Anne Brennan questioned whether Marcelin should be permitted to reside in the women’s area of the shelter, but was told by her supervisors to grant Marcelin entry.

“Apparently his feelings and identity were far more important than all the other women that were terrified of him,” she said.

Prior to the murder of Susan Leyden, Marcelin was well-known to police, having been convicted in the brutal deaths of two other women on two separate occasions.

In 1963, Marcelin was arrested for shooting his then-girlfriend Jacqueline Bonds three times inside their Manhattan apartment. He was sentenced to 20 years to life and was paroled in 1984. After his release, he went on to stab another female sexual partner to death, stuffing her corpse in a garbage bag and then dumping it on the street near Central Park.

Marcelin was arrested in 1986 for the second murder, but was once again released on parole in 2019. At the time, he told a parole officer that he had “a problem with women.”

Prior to the murders, Marcelin was accused of attempted rape when he was just 14 years-old; the allegation was made by a girl aged 8.

New York Daily News report from 2022 states that after his arrest, Marcelin joked to prosecutors about “eating the victim.”
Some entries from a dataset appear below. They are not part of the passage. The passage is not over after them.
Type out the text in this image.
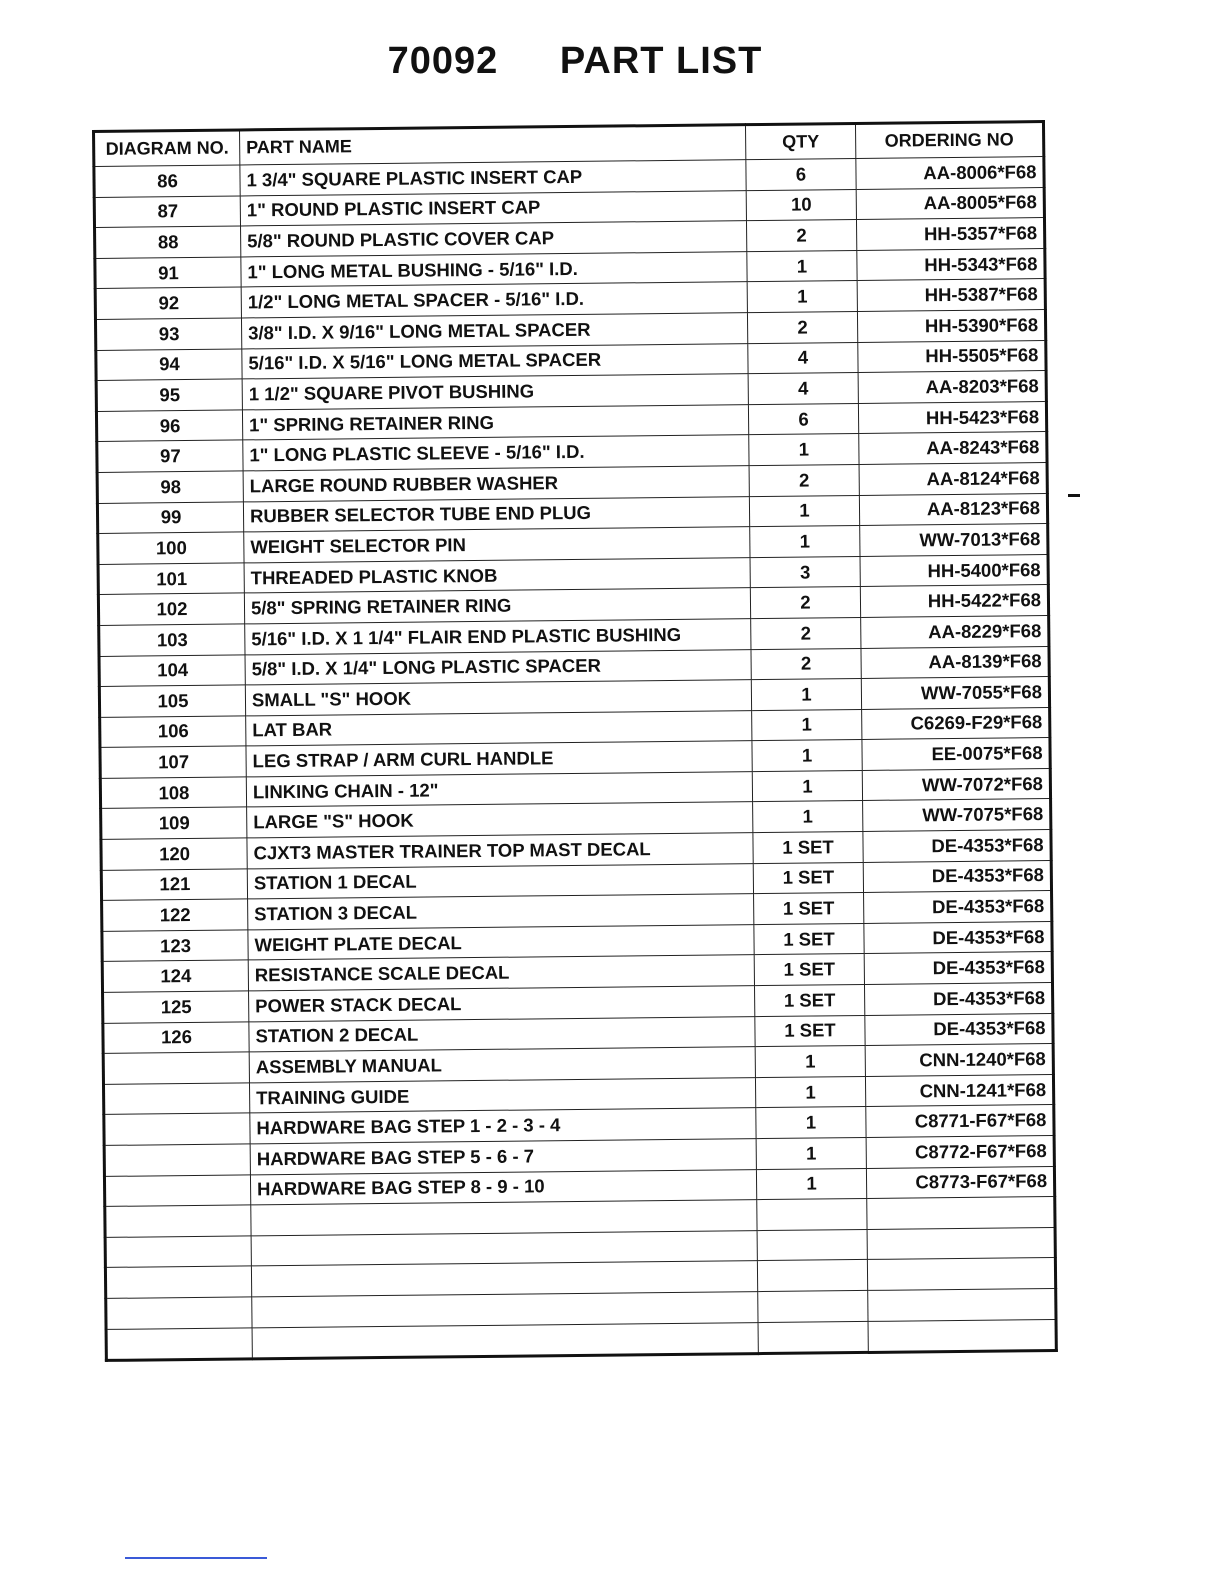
70092 PART LIST
DIAGRAM NO.	PART NAME	QTY	ORDERING NO
86	1 3/4" SQUARE PLASTIC INSERT CAP	6	AA-8006*F68
87	1" ROUND PLASTIC INSERT CAP	10	AA-8005*F68
88	5/8" ROUND PLASTIC COVER CAP	2	HH-5357*F68
91	1" LONG METAL BUSHING - 5/16" I.D.	1	HH-5343*F68
92	1/2" LONG METAL SPACER - 5/16" I.D.	1	HH-5387*F68
93	3/8" I.D. X 9/16" LONG METAL SPACER	2	HH-5390*F68
94	5/16" I.D. X 5/16" LONG METAL SPACER	4	HH-5505*F68
95	1 1/2" SQUARE PIVOT BUSHING	4	AA-8203*F68
96	1" SPRING RETAINER RING	6	HH-5423*F68
97	1" LONG PLASTIC SLEEVE - 5/16" I.D.	1	AA-8243*F68
98	LARGE ROUND RUBBER WASHER	2	AA-8124*F68
99	RUBBER SELECTOR TUBE END PLUG	1	AA-8123*F68
100	WEIGHT SELECTOR PIN	1	WW-7013*F68
101	THREADED PLASTIC KNOB	3	HH-5400*F68
102	5/8" SPRING RETAINER RING	2	HH-5422*F68
103	5/16" I.D. X 1 1/4" FLAIR END PLASTIC BUSHING	2	AA-8229*F68
104	5/8" I.D. X 1/4" LONG PLASTIC SPACER	2	AA-8139*F68
105	SMALL "S" HOOK	1	WW-7055*F68
106	LAT BAR	1	C6269-F29*F68
107	LEG STRAP / ARM CURL HANDLE	1	EE-0075*F68
108	LINKING CHAIN - 12"	1	WW-7072*F68
109	LARGE "S" HOOK	1	WW-7075*F68
120	CJXT3 MASTER TRAINER TOP MAST DECAL	1 SET	DE-4353*F68
121	STATION 1 DECAL	1 SET	DE-4353*F68
122	STATION 3 DECAL	1 SET	DE-4353*F68
123	WEIGHT PLATE DECAL	1 SET	DE-4353*F68
124	RESISTANCE SCALE DECAL	1 SET	DE-4353*F68
125	POWER STACK DECAL	1 SET	DE-4353*F68
126	STATION 2 DECAL	1 SET	DE-4353*F68
	ASSEMBLY MANUAL	1	CNN-1240*F68
	TRAINING GUIDE	1	CNN-1241*F68
	HARDWARE BAG STEP 1 - 2 - 3 - 4	1	C8771-F67*F68
	HARDWARE BAG STEP 5 - 6 - 7	1	C8772-F67*F68
	HARDWARE BAG STEP 8 - 9 - 10	1	C8773-F67*F68
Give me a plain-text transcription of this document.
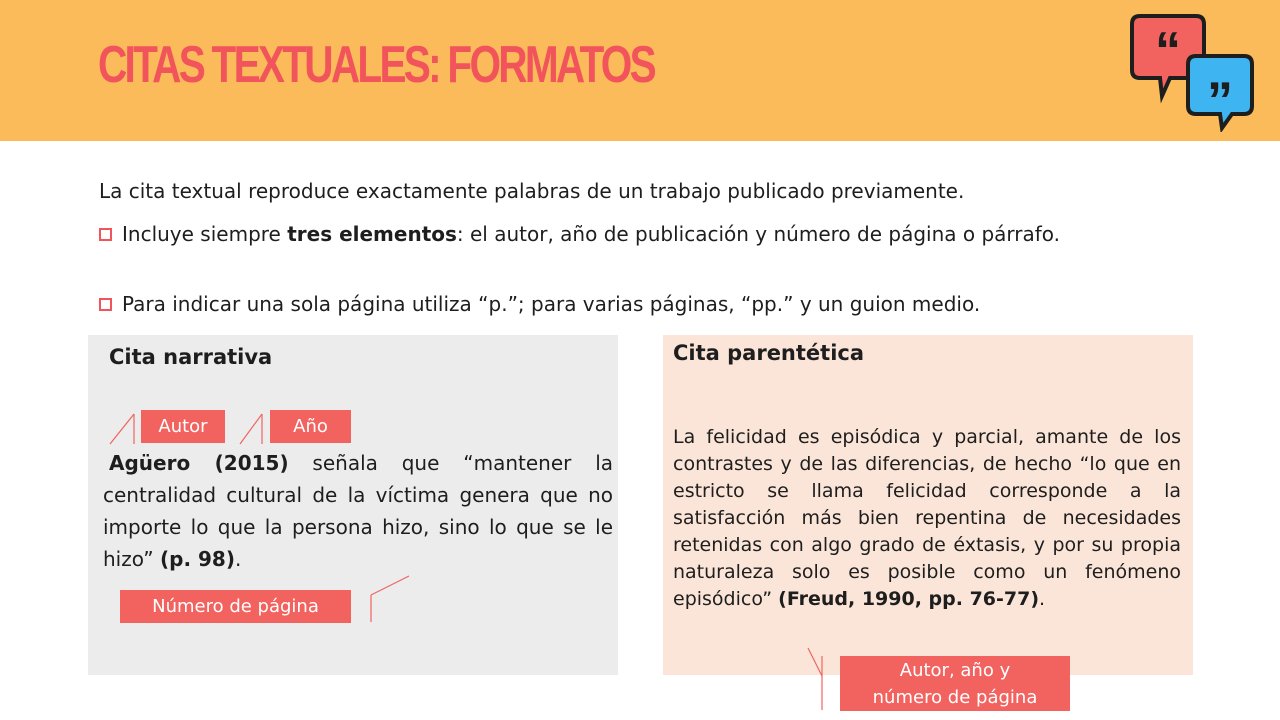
CITAS TEXTUALES: FORMATOS	“
”

La cita textual reproduce exactamente palabras de un trabajo publicado previamente.

Incluye siempre tres elementos: el autor, año de publicación y número de página o párrafo.

Para indicar una sola página utiliza “p.”; para varias páginas, “pp.” y un guion medio.

Cita narrativa	Cita parentética
Autor	Año

Agüero (2015) señala que “mantener la centralidad cultural de la víctima genera que no importe lo que la persona hizo, sino lo que se le hizo” (p. 98).

Número de página

La felicidad es episódica y parcial, amante de los contrastes y de las diferencias, de hecho “lo que en estricto se llama felicidad corresponde a la satisfacción más bien repentina de necesidades retenidas con algo grado de éxtasis, y por su propia naturaleza solo es posible como un fenómeno episódico” (Freud, 1990, pp. 76-77).

Autor, año y
número de página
A 1963 psychiatric examination conducted by three unnamed doctors at Bellevue Psychiatric Hospital concluded Marcelin had “schizoid personality with sociopathic features” but was not deemed criminally insane nor psychotic. In contrast, a previous hospital record from 1962 suggested he may have had “delusional grandiosity,” “suggestions of chronic schizophrenia” and “paranoid reaction personality.”

Curiously, Bellevue Psychiatric Hospital was where the term “transgender” was coined. Dr. John F. Oliven was employed at the psychiatric institution where Marcelin would become a patient, and in his 1965 manual for psychiatrists, Sexual Hygiene and Pathology, Oliven wrote that in regards to male “transgender” patients, “sexuality is not a major factor in primary transvestism,” thereby re-framing the fetish as a matter of identity rather than as a paraphilia. The section in the manual which focuses on transsexualism and transgenderism solely discusses male inclinations and behaviors, and does not acknowledge it as a female phenomenon.
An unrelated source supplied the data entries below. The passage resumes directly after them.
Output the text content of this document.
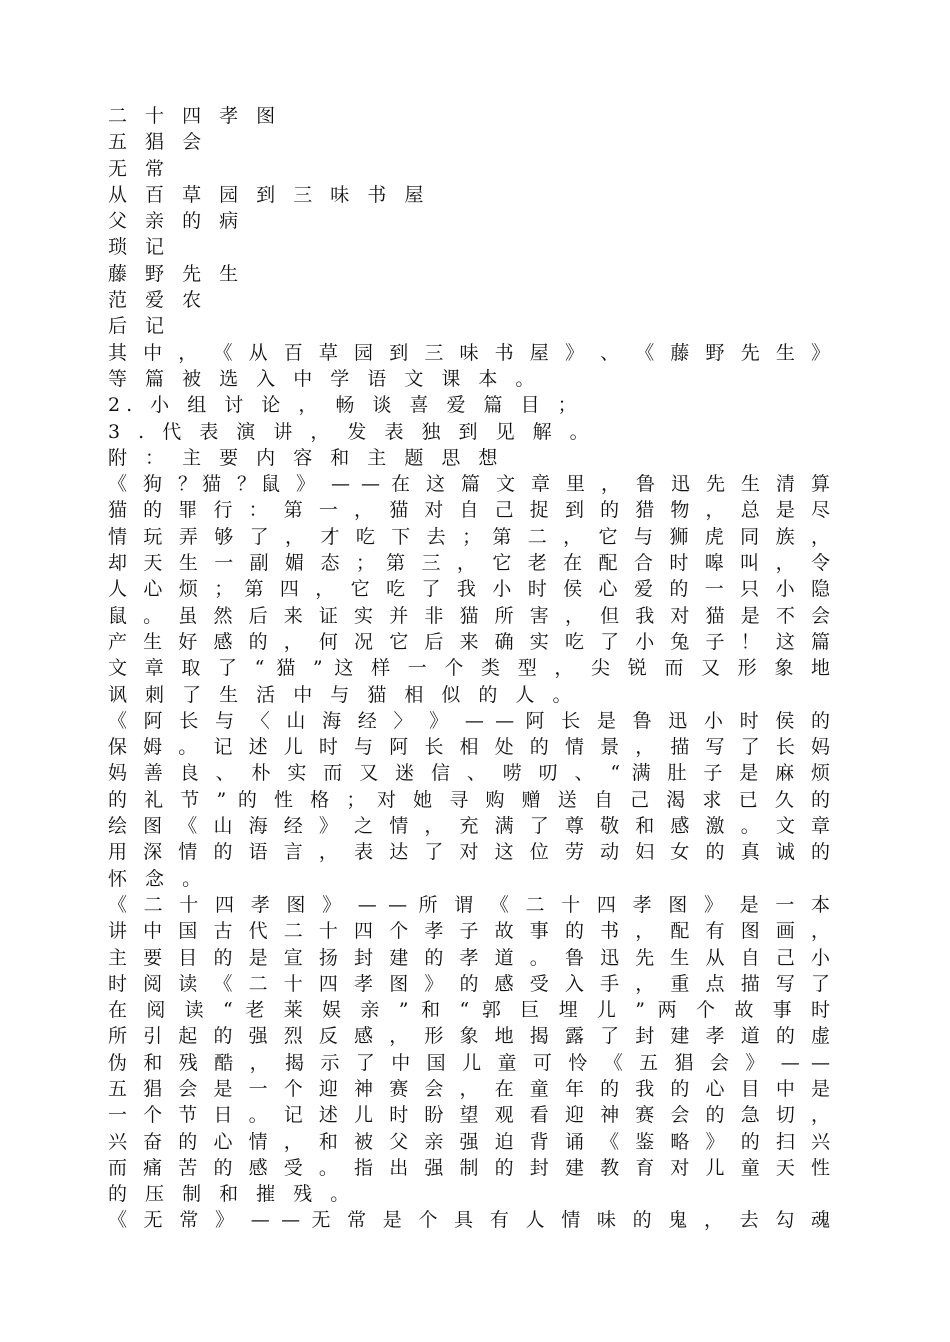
二 十 四 孝 图
五 猖 会
无 常
从 百 草 园 到 三 味 书 屋
父 亲 的 病
琐 记
藤 野 先 生
范 爱 农
后 记
其 中 ， 《 从 百 草 园 到 三 味 书 屋 》 、 《 藤 野 先 生 》
等 篇 被 选 入 中 学 语 文 课 本 。
2. 小 组 讨 论 ， 畅 谈 喜 爱 篇 目 ；
3 . 代 表 演 讲 ， 发 表 独 到 见 解 。
附 ： 主 要 内 容 和 主 题 思 想
《 狗 ？猫 ？鼠 》 — — 在 这 篇 文 章 里 ， 鲁 迅 先 生 清 算
猫 的 罪 行 ： 第 一 ， 猫 对 自 己 捉 到 的 猎 物 ， 总 是 尽
情 玩 弄 够 了 ， 才 吃 下 去 ； 第 二 ， 它 与 狮 虎 同 族 ，
却 天 生 一 副 媚 态 ； 第 三 ， 它 老 在 配 合 时 嗥 叫 ， 令
人 心 烦 ； 第 四 ， 它 吃 了 我 小 时 侯 心 爱 的 一 只 小 隐
鼠 。 虽 然 后 来 证 实 并 非 猫 所 害 ， 但 我 对 猫 是 不 会
产 生 好 感 的 ， 何 况 它 后 来 确 实 吃 了 小 兔 子 ！ 这 篇
文 章 取 了 “ 猫 ” 这 样 一 个 类 型 ， 尖 锐 而 又 形 象 地
讽 刺 了 生 活 中 与 猫 相 似 的 人 。
《 阿 长 与 〈 山 海 经 〉 》 — — 阿 长 是 鲁 迅 小 时 侯 的
保 姆 。 记 述 儿 时 与 阿 长 相 处 的 情 景 ， 描 写 了 长 妈
妈 善 良 、 朴 实 而 又 迷 信 、 唠 叨 、 “ 满 肚 子 是 麻 烦
的 礼 节 ” 的 性 格 ； 对 她 寻 购 赠 送 自 己 渴 求 已 久 的
绘 图 《 山 海 经 》 之 情 ， 充 满 了 尊 敬 和 感 激 。 文 章
用 深 情 的 语 言 ， 表 达 了 对 这 位 劳 动 妇 女 的 真 诚 的
怀 念 。
《 二 十 四 孝 图 》 — — 所 谓 《 二 十 四 孝 图 》 是 一 本
讲 中 国 古 代 二 十 四 个 孝 子 故 事 的 书 ， 配 有 图 画 ，
主 要 目 的 是 宣 扬 封 建 的 孝 道 。 鲁 迅 先 生 从 自 己 小
时 阅 读 《 二 十 四 孝 图 》 的 感 受 入 手 ， 重 点 描 写 了
在 阅 读 “ 老 莱 娱 亲 ” 和 “ 郭 巨 埋 儿 ” 两 个 故 事 时
所 引 起 的 强 烈 反 感 ， 形 象 地 揭 露 了 封 建 孝 道 的 虚
伪 和 残 酷 ， 揭 示 了 中 国 儿 童 可 怜 《 五 猖 会 》 — —
五 猖 会 是 一 个 迎 神 赛 会 ， 在 童 年 的 我 的 心 目 中 是
一 个 节 日 。 记 述 儿 时 盼 望 观 看 迎 神 赛 会 的 急 切 ，
兴 奋 的 心 情 ， 和 被 父 亲 强 迫 背 诵 《 鉴 略 》 的 扫 兴
而 痛 苦 的 感 受 。 指 出 强 制 的 封 建 教 育 对 儿 童 天 性
的 压 制 和 摧 残 。
《 无 常 》 — — 无 常 是 个 具 有 人 情 味 的 鬼 ， 去 勾 魂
Marcelin began identifying as a woman while at Auburn State Prison for his second slaying, and started taking Premarin, a type of estrogen intended for post-menopausal women, after meeting trans-identified male inmate at the facility. The killer appears to treat his “male” and “female” personas as two separate entities. In an interview he gave to The New York Post in 2022, Marcelin claimed it was his “male” persona that was responsible for his history of crime.
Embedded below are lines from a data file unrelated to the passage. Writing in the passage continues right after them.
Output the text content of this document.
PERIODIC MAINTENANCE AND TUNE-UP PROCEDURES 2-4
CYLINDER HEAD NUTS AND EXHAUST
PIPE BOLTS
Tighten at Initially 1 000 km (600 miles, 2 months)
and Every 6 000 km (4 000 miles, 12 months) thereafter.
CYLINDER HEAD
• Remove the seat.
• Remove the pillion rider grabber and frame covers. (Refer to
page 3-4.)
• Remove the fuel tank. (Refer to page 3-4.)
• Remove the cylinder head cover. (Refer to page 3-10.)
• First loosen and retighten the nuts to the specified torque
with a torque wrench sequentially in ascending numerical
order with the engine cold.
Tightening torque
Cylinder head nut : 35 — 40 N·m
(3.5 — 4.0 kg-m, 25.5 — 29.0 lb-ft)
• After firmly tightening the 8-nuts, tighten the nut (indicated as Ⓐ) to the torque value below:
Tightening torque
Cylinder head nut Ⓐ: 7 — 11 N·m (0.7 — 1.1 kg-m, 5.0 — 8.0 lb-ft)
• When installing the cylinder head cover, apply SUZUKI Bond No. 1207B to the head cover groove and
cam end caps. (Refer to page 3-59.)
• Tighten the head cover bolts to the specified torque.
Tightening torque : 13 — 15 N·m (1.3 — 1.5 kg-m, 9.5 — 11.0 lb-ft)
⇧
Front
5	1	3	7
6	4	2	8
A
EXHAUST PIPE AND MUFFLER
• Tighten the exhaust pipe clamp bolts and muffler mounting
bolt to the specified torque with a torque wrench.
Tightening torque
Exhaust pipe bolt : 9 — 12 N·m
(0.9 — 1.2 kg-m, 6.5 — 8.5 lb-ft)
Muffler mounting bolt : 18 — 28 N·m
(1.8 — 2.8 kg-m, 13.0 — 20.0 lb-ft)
“Harvey’s not a good guy, he’s a tough guy,” Marcelin said, “Marceline’s nice and gentle and loving, you know, lots of laughter, fun to be with. She’s the one who’s perfectly normal.”

Marcelin described his male “side” as a “pimp” and blamed his female victims for inciting him to violence. “I tell them — there’s a side of me you don’t want to see… but they don’t listen,” he told The New York Post.

Due to Marcelin’s self-identification as a woman, he was quietly placed in a women’s housing unit at Rikers Island while awaiting trial. For the past four years, Marcelin had been held at the Rose M. Singer Center, but he is currently being held at the Bellevue Hospital Outposted Therapeutic Housing Units, likely due to his failing health and advanced age.

Despite having an erratic “gender identity” that has changed multiple times, Marcelin has been recorded by the New York City Department of Corrections as a “female” inmate.